Baru-baru ini, dalam perjalanan dirinya sebagai seorang jurnalis, ia bahkan mengalami perlakuan buruk oleh salah seorang satpam di Meuligoe--kediaman gubernur Aceh. Meski ia berprofesi sebagai jurnalis, tapi penjaga keamanan di tempat elite tersebut melihat dirinya layaknya pengemis. Ia dihardik dan diusir. Sekalipun ia sudah berusaha untuk membela dirinya, dan bahkan sudah menunjukkan surat tugas dari redaksi ATJEHPOST.co, namun tak digubris oleh penjaga keamanan tersebut.
Sontak sikap satpam Meuligoe terhadap dirinya menjadi perbincangan di Aceh. Organisasi Persatuan Wartawan Indonesia Banda Aceh turut bicara dan menyorot perlakuan semena-mena terhadap Aji. Hingga anggota legislatif pun menyorot persoalan tersebut, selain, tentu saja pihak media sendiri.

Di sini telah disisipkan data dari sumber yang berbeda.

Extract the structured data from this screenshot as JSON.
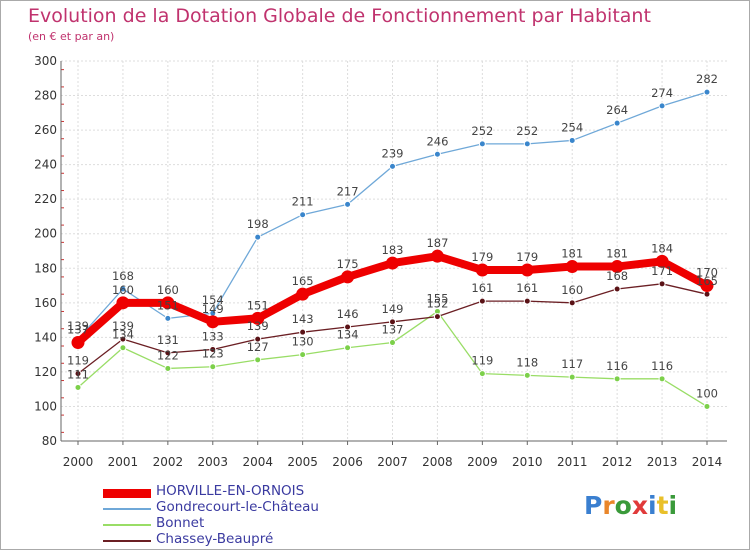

Kejadian itu, dihardik dan diusir memang hal yang menyakitkan bagi dirinya. Ia merasa dilecehkan. Tapi Aji bukanlah seorang sosok yang mudah patah. Meski saya mengenalnya sebagai pria yang memiliki perasaan yang halus, tapi dari sisi mentalnya sebagai lelaki, ia takkan kalah dengan siapa saja yang memiliki tangan sempurna.
Kejadian buruk yang baru-baru ini dialami, di sisi lain juga memperlihatkan kepadanya, di balik orang-orang yang kurang menghargai keterbatasannya, masih sangat banyak yang peduli kepada dirinya dan menghargai sosoknya. Dia adalah satu dari sedikit wartawan yang memiliki cacat fisik, tapi tak memiliki cacat dari sisi mentalnya.
Meski kini, di media tempat ia bekerja, dirinya belumlah menjadi wartawan tetap lantaran baru bergabung dan masih menyandang status magang--selama tiga bulan--tapi dengan ketangguhannya, saya percaya kelak ia bisa menyuarakan lebih banyak hal tentang berbagai masalah di masyarakat sekelilingnya, menjadi bagian penyelesai masalah. Ia masih memiliki dedikasi besar untuk itu. Semoga ia tak pernah berhenti, dengan satu tangannya itu untuk bisa melakukan banyak hal untuk "tanoeh endatu" yang dari dulu sangat dicintainya.